September Quarter Momentum
Governor Sanjay Malhotra, during the October 1 monetary policy review, indicated a robust economic performance during the September quarter. He cited favorable
agricultural prospects and a flourishing services sector as key drivers. These positive indicators suggest strong rural demand and steady employment conditions. The RBI's optimistic outlook was reflected in its upward revision of the GDP growth forecast for the second quarter to 7% from an earlier projection of 6.7%. Similarly, the forecast for FY26 was raised to 6.8% from 6.5%, signaling a frontloaded growth trajectory. The central bank noted that policy uncertainty and rapidly changing developments would encourage the Monetary Policy Committee (MPC) to take a cautious approach. The board would consider the prevailing macroeconomic conditions and outlook at each policy review. The robust September-quarter growth was seen as a result of a favorable agricultural outlook and a thriving services sector, suggesting robust rural demand and stable employment scenarios. The bank also increased its GDP growth predictions to 7% from 6.7% for the second quarter and to 6.8% from 6.5% for FY26.
Tariff Concerns Emerge
Despite the optimistic economic outlook, the RBI expressed caution regarding the second half of FY26, primarily due to potential adverse impacts from US tariffs. While acknowledging the GST rationalization, the RBI anticipated that it would only partially mitigate the negative effects of tariffs. Nagesh Kumar, an external member of the MPC, highlighted the importance of supporting measures, like liquidity provision, credit guarantees, and moratoriums for MSMEs. He estimated that the impact of higher tariffs on economic growth could be limited to between 40 and 60 basis points. However, he also expressed concern about a more significant impact on MSMEs and employment. One basis point is equal to one-hundredth of a percentage point. The uncertainty posed by tariffs necessitates a measured approach, particularly when assessing the economic landscape for the latter half of the financial year.
Policy Rate Stance
The Monetary Policy Committee (MPC), in its meeting on October 1, unanimously decided to keep the repo rate unchanged at 5.50%. The MPC also retained its neutral policy stance.

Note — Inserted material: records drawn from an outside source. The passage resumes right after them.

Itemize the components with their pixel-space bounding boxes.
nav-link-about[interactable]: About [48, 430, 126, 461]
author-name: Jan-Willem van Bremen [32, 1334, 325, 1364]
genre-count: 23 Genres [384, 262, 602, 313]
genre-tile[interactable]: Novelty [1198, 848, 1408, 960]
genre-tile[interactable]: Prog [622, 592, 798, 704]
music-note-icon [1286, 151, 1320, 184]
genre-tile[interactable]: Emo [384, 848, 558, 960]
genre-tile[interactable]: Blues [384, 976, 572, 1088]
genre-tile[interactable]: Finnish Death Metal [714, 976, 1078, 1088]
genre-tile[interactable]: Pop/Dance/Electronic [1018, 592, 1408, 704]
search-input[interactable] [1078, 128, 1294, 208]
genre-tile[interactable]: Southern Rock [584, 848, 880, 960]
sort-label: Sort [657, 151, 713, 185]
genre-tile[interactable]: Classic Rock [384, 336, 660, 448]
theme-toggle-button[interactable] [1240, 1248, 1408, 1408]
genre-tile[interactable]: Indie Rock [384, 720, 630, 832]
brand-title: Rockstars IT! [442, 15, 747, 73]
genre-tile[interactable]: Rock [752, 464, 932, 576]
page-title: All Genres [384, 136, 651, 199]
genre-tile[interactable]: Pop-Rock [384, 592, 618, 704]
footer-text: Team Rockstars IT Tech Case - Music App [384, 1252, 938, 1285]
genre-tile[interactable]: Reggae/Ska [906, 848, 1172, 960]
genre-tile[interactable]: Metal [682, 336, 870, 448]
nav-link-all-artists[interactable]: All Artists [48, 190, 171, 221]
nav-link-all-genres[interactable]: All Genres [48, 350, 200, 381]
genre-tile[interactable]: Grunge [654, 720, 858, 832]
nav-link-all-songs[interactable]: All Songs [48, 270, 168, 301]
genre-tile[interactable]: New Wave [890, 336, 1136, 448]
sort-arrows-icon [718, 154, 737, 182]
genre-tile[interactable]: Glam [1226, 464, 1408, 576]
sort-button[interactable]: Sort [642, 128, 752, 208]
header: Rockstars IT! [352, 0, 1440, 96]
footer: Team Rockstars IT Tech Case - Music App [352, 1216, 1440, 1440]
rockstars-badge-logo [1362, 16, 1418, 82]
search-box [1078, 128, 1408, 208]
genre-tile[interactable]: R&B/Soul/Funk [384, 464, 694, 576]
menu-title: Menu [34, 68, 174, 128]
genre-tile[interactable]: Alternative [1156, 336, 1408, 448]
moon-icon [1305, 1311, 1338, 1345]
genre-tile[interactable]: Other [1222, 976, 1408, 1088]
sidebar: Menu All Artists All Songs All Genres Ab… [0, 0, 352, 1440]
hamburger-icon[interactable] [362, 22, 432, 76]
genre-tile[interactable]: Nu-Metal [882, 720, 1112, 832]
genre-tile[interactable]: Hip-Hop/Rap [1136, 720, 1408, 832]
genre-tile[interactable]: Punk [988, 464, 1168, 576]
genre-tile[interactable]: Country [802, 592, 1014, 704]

The RBI's decision to maintain the status quo was based on a careful evaluation of various factors, including the need to balance growth with inflation and address global economic uncertainties. Deputy Governor Poonam Gupta suggested that slower growth in the second half of the fiscal year and a low inflation rate could offer room for further interest rate cuts. However, she chose not to vote for a rate cut for several reasons: the government's measures to boost consumer sentiment, the transmission of past rate cuts, and the evolving global uncertainties. Another crucial factor influencing the MPC's decision was the recent fall in Consumer Price Index (CPI)-based inflation. This decrease and the expectation that inflation would undershoot the RBI's projections strengthened the case against a rate cut.
Inflationary Perspective
The September data showed that CPI inflation had fallen to an eight-year low of 1.54%. The RBI's executive director, Indranil Bhattacharyya, along with other internal members, viewed the current ultra-low inflation levels as a transitory phenomenon. Bhattacharyya voted against a rate cut, citing that such a move amid heightened uncertainty might not yield the desired impact. He also believed that a rate cut would surprise the market, which could be detrimental to policy credibility in the medium term. Another external member, Ram Singh, favoured a change in stance to accommodative, but noted that another rate cut could run the risk of an overdose, considering that the impact of earlier reductions had not fully played out. Singh suggested that the available scope for rates can be leveraged to sustain the growth momentum for a longer period by extending the easing cycle. A shift to an accommodative stance could raise the chances of a rate cut in the easing cycle.